A direct biological explanation for the recently observed associations between height and HNC can be hypothesized. The loci found in GWAS are enriched for genes encoding for cytoskeleton and extracellular matrix proteins, proteasis, cell cycle controllers, metabolic enzymes, chromatic molecules, transcription factors and other signaling proteins mainly controlling skeletal growth, body metabolism, cell growth and division regulation, cellular differentiation, senescence and programmed death38. Human stature and tumor development appear to share fundamental control mechanisms. Such activities play crucial roles in tumor growth and malignant progression, in support of findings that relate height with cancer risk.

Additionally, the controversy at the basis of the causal relationship between height and HNC risk could be explained through independent effects of environmental risk factors towards both height and HNC risk, or indirect effects of height on HNC risk mediated by behavior risk factors. Examples of the former would be long term effects of in utero nutrition and exposure to hormones, psychological well-being during childhood, the timing of puberty, family social class, and crowded housing which increase the risk of shorter stature in adulthood15,39. Examples of the latter would be height determining several aspects of living conditions, with shorter height leading to lower levels of education, lower job status and less income, which was revealed by a MR study, particularly in men40. Thus, it appears that adult height could directly increase the risk of HNC, but generate, at the same time, controversial results for HNC risk, through direct or indirect determination of human behavior (our findings that taller stature negatively associates with tobacco smoking, and the heterogeneity observed among studies).

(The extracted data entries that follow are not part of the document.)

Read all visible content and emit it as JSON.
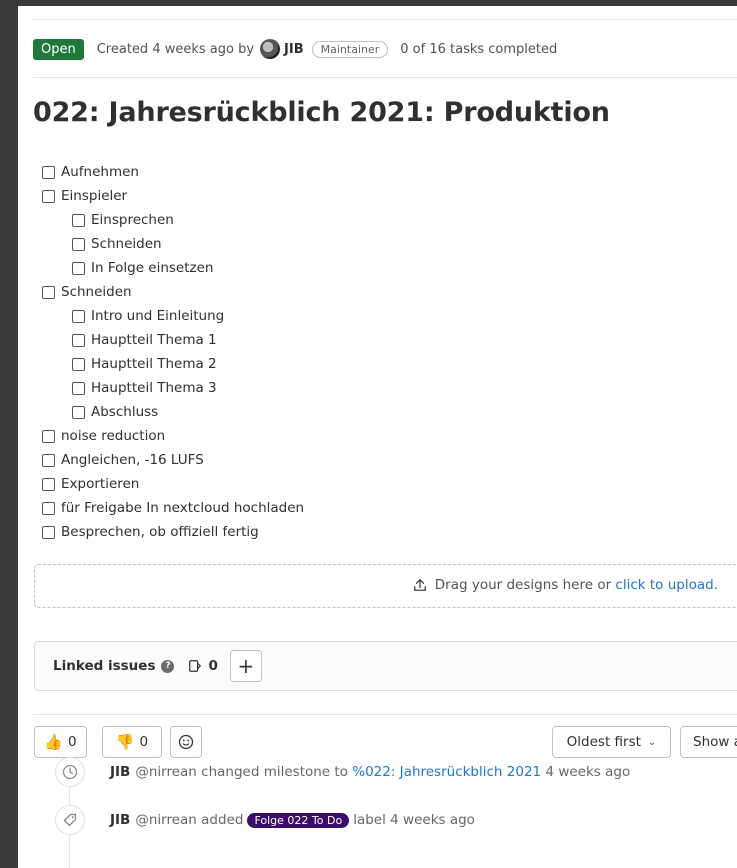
{
  "header": {
    "status": "Open",
    "created": "Created 4 weeks ago by",
    "author": "JIB",
    "role": "Maintainer",
    "tasks_summary": "0 of 16 tasks completed"
  },
  "title": "022: Jahresrückblich 2021: Produktion",
  "tasks": [
    {
      "label": "Aufnehmen",
      "level": 0
    },
    {
      "label": "Einspieler",
      "level": 0
    },
    {
      "label": "Einsprechen",
      "level": 1
    },
    {
      "label": "Schneiden",
      "level": 1
    },
    {
      "label": "In Folge einsetzen",
      "level": 1
    },
    {
      "label": "Schneiden",
      "level": 0
    },
    {
      "label": "Intro und Einleitung",
      "level": 1
    },
    {
      "label": "Hauptteil Thema 1",
      "level": 1
    },
    {
      "label": "Hauptteil Thema 2",
      "level": 1
    },
    {
      "label": "Hauptteil Thema 3",
      "level": 1
    },
    {
      "label": "Abschluss",
      "level": 1
    },
    {
      "label": "noise reduction",
      "level": 0
    },
    {
      "label": "Angleichen, -16 LUFS",
      "level": 0
    },
    {
      "label": "Exportieren",
      "level": 0
    },
    {
      "label": "für Freigabe In nextcloud hochladen",
      "level": 0
    },
    {
      "label": "Besprechen, ob offiziell fertig",
      "level": 0
    }
  ],
  "dropzone": {
    "text": "Drag your designs here or",
    "link": "click to upload",
    "suffix": "."
  },
  "linked_issues": {
    "title": "Linked issues",
    "count": "0",
    "add": "+"
  },
  "reactions": {
    "thumbs_up": "0",
    "thumbs_down": "0"
  },
  "controls": {
    "sort": "Oldest first",
    "show": "Show a"
  },
  "timeline": [
    {
      "author": "JIB",
      "handle": "@nirrean",
      "action": "changed milestone to",
      "link": "%022: Jahresrückblich 2021",
      "label": "",
      "time": "4 weeks ago"
    },
    {
      "author": "JIB",
      "handle": "@nirrean",
      "action": "added",
      "link": "",
      "label": "Folge 022 To Do",
      "suffix": "label",
      "time": "4 weeks ago"
    }
  ],
  "colors": {
    "status_open": "#1f7a3a",
    "link": "#1f75cb",
    "label": "#3b0a6b"
  }
}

Some limitations can be derived from our study. First, MR assumptions are not completely satisfied. Those include that the genetic IV must be associated with the risk factor of interest, must be independent of potential confounders, and can only affect the outcome through the risk factor. The first assumption is satisfied since IVs were identified from the largest GWAS on height. However, the other two assumptions are not feasible to validate. In our study, we tested the association of our GRS with some potential HNC risk factors, and the GRS was found to be negatively associated with tobacco smoking. This result implies potential bias in our estimate of the effect of height on HNC risk, potentially underestimating the true causal effect. Second, the use of a large number of SNPs as instruments raises the chance to introduce bias due to pleiotropy in our MR results. However, the use of complementary MR approaches with different sensitivity to these pleiotropic effects providing similar risk estimates gave robustness to our results. Finally, since we were not able to stratify our analysis by HNC subtypes, we cannot provide a measure of the association between height and the specific HNC subtypes.

In conclusion, our MR study reported an inverse association between adult height and tobacco smoking and a potential association between adult height and HNC. Given the quite large disparities in population average height, even within Europe, and the quite different trends in human adult height40,41, our MR study could have potential implications for public health interventions.